創作について

自分をさらけ出して得られる共感

漫画家、山田玲司年生のYoutube動画は漫画を描く上でとても参考になります。ある作品の解説をする際に、流行したその時代の社会背景や作者自身の育った環境などから分析、考察をしていらして大変面白いです。

エッセイ漫画について語る動画がありました。

エッセイ漫画、育児漫画など、経験談をもとにした作品は人気ジャンルのひとつになっています。Web漫画でもよく目に入り、成功したブロガーの方もいます。
「経験談とは共感を得やすいから人気にもなるのだな」と私は軽く考えていたのですが、エッセイものは作者本人の人生、心の叫び、共感する側がいかに普段絶望しているか、などなど黒くて深いものがあることを知りました。

自分をさらけ出した後の共感

人間とは心に何から闇を抱えて生きていると思います。エッセイものは、作者が抱える闇をさらけ出しています。恥ずかしい経験なども躊躇せずさらけ出しています。
似た境遇を持つ読み手がそれを読むと、共感を覚え、まるで自分のことを描いているかのように感じます。似た時代、似た環境での内容だと自分と重ねてしまう人は多いはずです。(いじめ、結婚、育児など)
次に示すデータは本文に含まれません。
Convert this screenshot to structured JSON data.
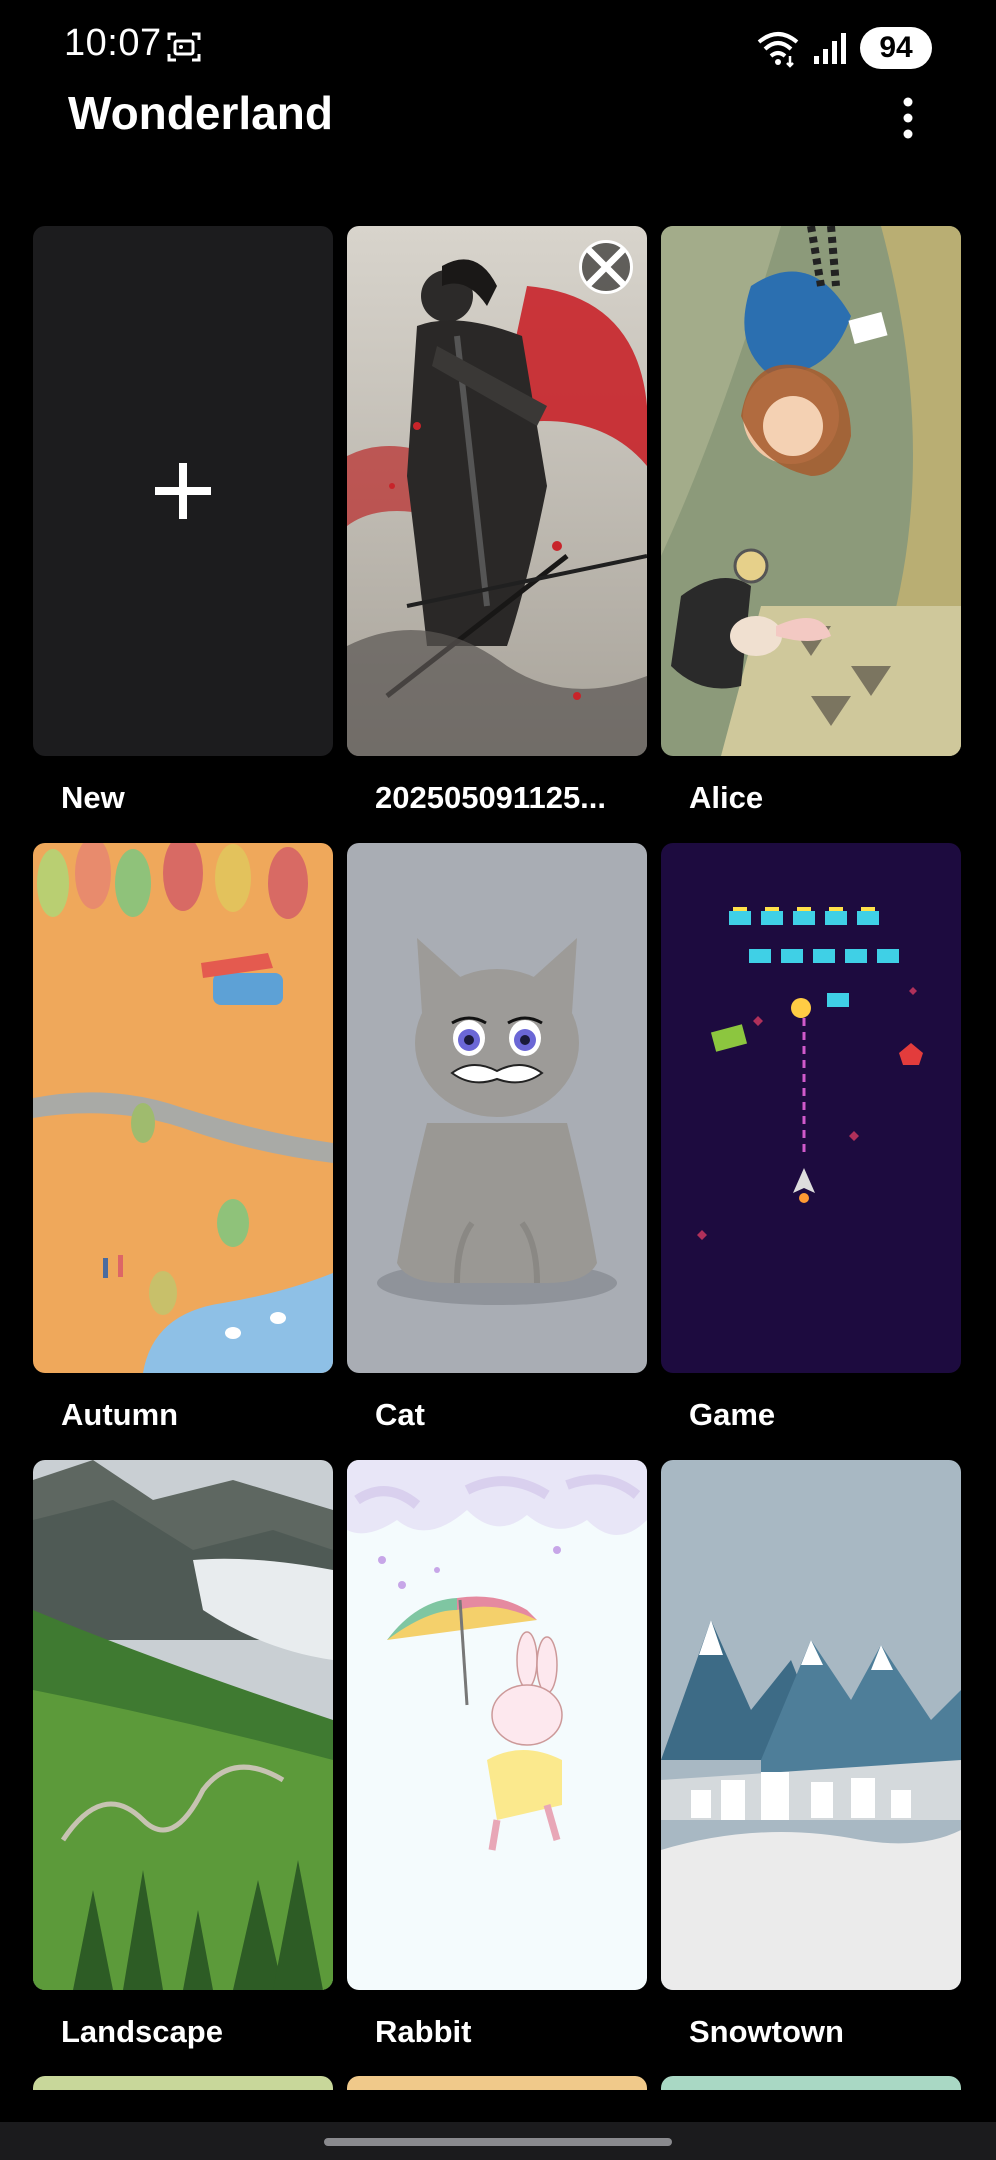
{
  "status_bar": {
    "time": "10:07",
    "battery": "94",
    "icons": [
      "screenshot-icon",
      "wifi-icon",
      "signal-icon"
    ]
  },
  "app_bar": {
    "title": "Wonderland",
    "menu_icon": "more-vertical-icon"
  },
  "tiles": [
    {
      "label": "New",
      "type": "add",
      "icon": "plus-icon"
    },
    {
      "label": "202505091125...",
      "type": "image",
      "art": "samurai",
      "has_delete": true
    },
    {
      "label": "Alice",
      "type": "image",
      "art": "alice"
    },
    {
      "label": "Autumn",
      "type": "image",
      "art": "autumn"
    },
    {
      "label": "Cat",
      "type": "image",
      "art": "cat"
    },
    {
      "label": "Game",
      "type": "image",
      "art": "game"
    },
    {
      "label": "Landscape",
      "type": "image",
      "art": "landscape"
    },
    {
      "label": "Rabbit",
      "type": "image",
      "art": "rabbit"
    },
    {
      "label": "Snowtown",
      "type": "image",
      "art": "snowtown"
    }
  ],
  "colors": {
    "background": "#000000",
    "tile_new_bg": "#1c1c1e",
    "text": "#ffffff",
    "nav_bar": "#1b1b1d"
  }
}
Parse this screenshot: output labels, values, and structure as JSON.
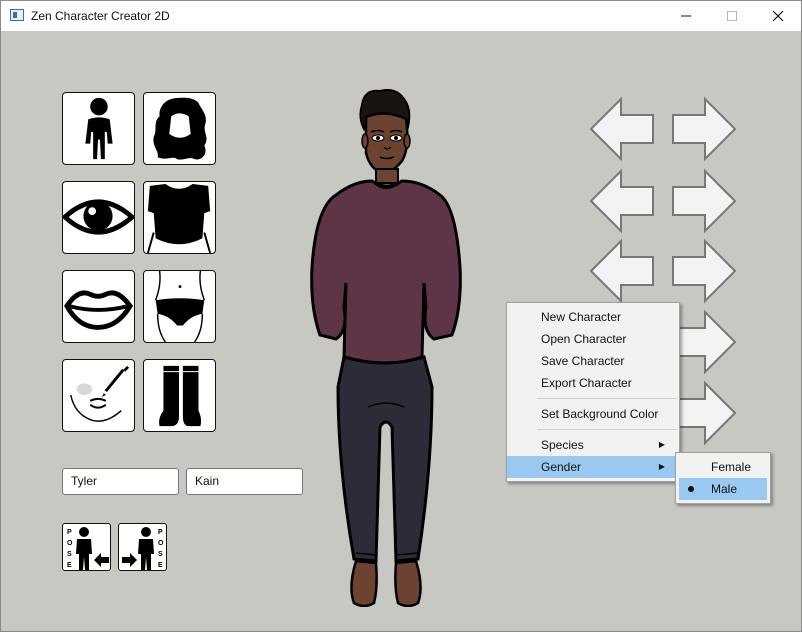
{
  "window": {
    "title": "Zen Character Creator 2D",
    "controls": [
      "minimize",
      "maximize",
      "close"
    ]
  },
  "parts_panel": {
    "tiles": [
      {
        "name": "body-type",
        "icon": "body-icon"
      },
      {
        "name": "hair",
        "icon": "hair-icon"
      },
      {
        "name": "eyes",
        "icon": "eye-icon"
      },
      {
        "name": "top",
        "icon": "shirt-icon"
      },
      {
        "name": "lips",
        "icon": "lips-icon"
      },
      {
        "name": "underwear",
        "icon": "underwear-icon"
      },
      {
        "name": "makeup",
        "icon": "makeup-brush-icon"
      },
      {
        "name": "legwear",
        "icon": "boots-icon"
      }
    ]
  },
  "name_fields": {
    "first_name": "Tyler",
    "last_name": "Kain"
  },
  "pose_buttons": {
    "letters": [
      "P",
      "O",
      "S",
      "E"
    ]
  },
  "context_menu": {
    "items": [
      {
        "label": "New Character"
      },
      {
        "label": "Open Character"
      },
      {
        "label": "Save Character"
      },
      {
        "label": "Export Character"
      },
      {
        "label": "Set Background Color"
      },
      {
        "label": "Species"
      },
      {
        "label": "Gender"
      }
    ],
    "active": "Gender"
  },
  "gender_submenu": {
    "options": [
      "Female",
      "Male"
    ],
    "selected": "Male"
  },
  "colors": {
    "background": "#c8c8c2",
    "menu_highlight": "#99c9f1",
    "skin": "#6b4330",
    "shirt": "#5d3547",
    "pants": "#2b2c38"
  }
}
今まで抱えていた闇が、似た境遇の作者によって具現化された作品。読み手はそれを描いてはいないけれど、目で見て文を読むことによって「そう、そうなんだよ」と共感、救われた気持ちになります。救われた気持ちになるからエッセイものは人気なのでしょう。頑張って生きててえらいと頭を撫でられるような感覚でしょうか。
なかなか表に出せない「自分の欠点」をさらけ出す。なかなかできることではありません。共感とともに尊敬の念も抱いてしまいます。

漫画作品は特に、上辺だけで取り繕った内容だと読者はそれを無意識に嗅ぎ取り敬遠します。作者の本音が全面に出ているものは熱を感じ面白いと感じます。さらに時代が合えば人気作になります。

恥は感覚の麻痺で解消される

本音を抱えて生きている人は多いと思います。良くも悪くも皆平等に。日本はそんな社会構造です。
そんな中、本音を優先して頭ひとつ飛び抜けた人がひとり、またひとりと出ていきます。その方々が人気Youtuberや人気作家、インフルエンサーになっていくのでしょう。社会の代弁者のような存在として。
この方々に共通しているものは、自分に正直に生きているということです。さらに自分をさらけ出している方も多いです。
本音をさらすことは意外と難しいものです。嫌われないか、変に思われないか、本音を言うことは恥ずかしい。

しかし、創作物には本音というものが無意識にも入ってきてしまいます。クリエイターとは自分を表現するもの。存分に創作にさらし上げていいと思います。
エロが描きたいけれど恥ずかしい?大丈夫です。まずはパンチラからでも描いてSNSにアップしてみてください。1度投稿してしまえばあとは慣れてしまいます。
どんな文章を書こうが、どんな絵を描こうが、意外にも日常は平凡に過ぎていきます。自分は特に社会から相手にされていないことが実感できます。
一度本音を出してしまえばあとはポロポロ出てきてしまいます。慣れてくるのです。羞恥心は慣れてないから感じるのです。どこまでさらすかは、個人によりけり。

イラストは希望、漫画は絶望

透明感あふれるカラフルで綺麗なイラストが人気です。「絵は綺麗なものが見たい」という心理が働くからと思います。
対して漫画は、最初に希望を見せつけて、そして絶望に叩き落とします。絶望から這い上がる主人公の姿を見て楽しみます。
イラストと漫画、相対しているなと思います。
一枚絵のイラストは、一目で鑑賞者を魅了させないといけないので、人が見たい、行きたい世界を描く必要があります。
対して物語がある漫画は、絵よりもストーリー重視で、長く読んでもらうためにも話の流れにメリハリを持たせなければいけません。

全く違う媒体ですが、どちらも絵を描く作業があることからイラストと漫画の両方を描く方は多数いらっしゃいます。
本音とは闇が目立ちますが光もあります。普遍的な希望があると思います。
希望と絶望、バランスよく創作に活かせたらと思います。

さいごに

私はどちらかというと、自分をさらすことが苦手です。目立つより擬態の方が得意です。本音を言うことに恐怖を感じます。
じゃあなぜ創作活動しているのかという話ですが、それでもやりたいことですので仕方がありません。仕事にもしたい。
このブログ記事ですらほぼ本音になってしまうのですが、やはり慣れと腹を括ることに尽きてしまうのだなと思います。
個人で仕事を得るにはセルフブランディングが必須になります。自分をさらす必要があります。日本女性は一歩引いた「大和撫子」が好まれるそうですが、そうも言っていられない時代です。発信力がないと生存すら危ういです。
すこしずつでしょうが、自分をさらして生きていく所存です。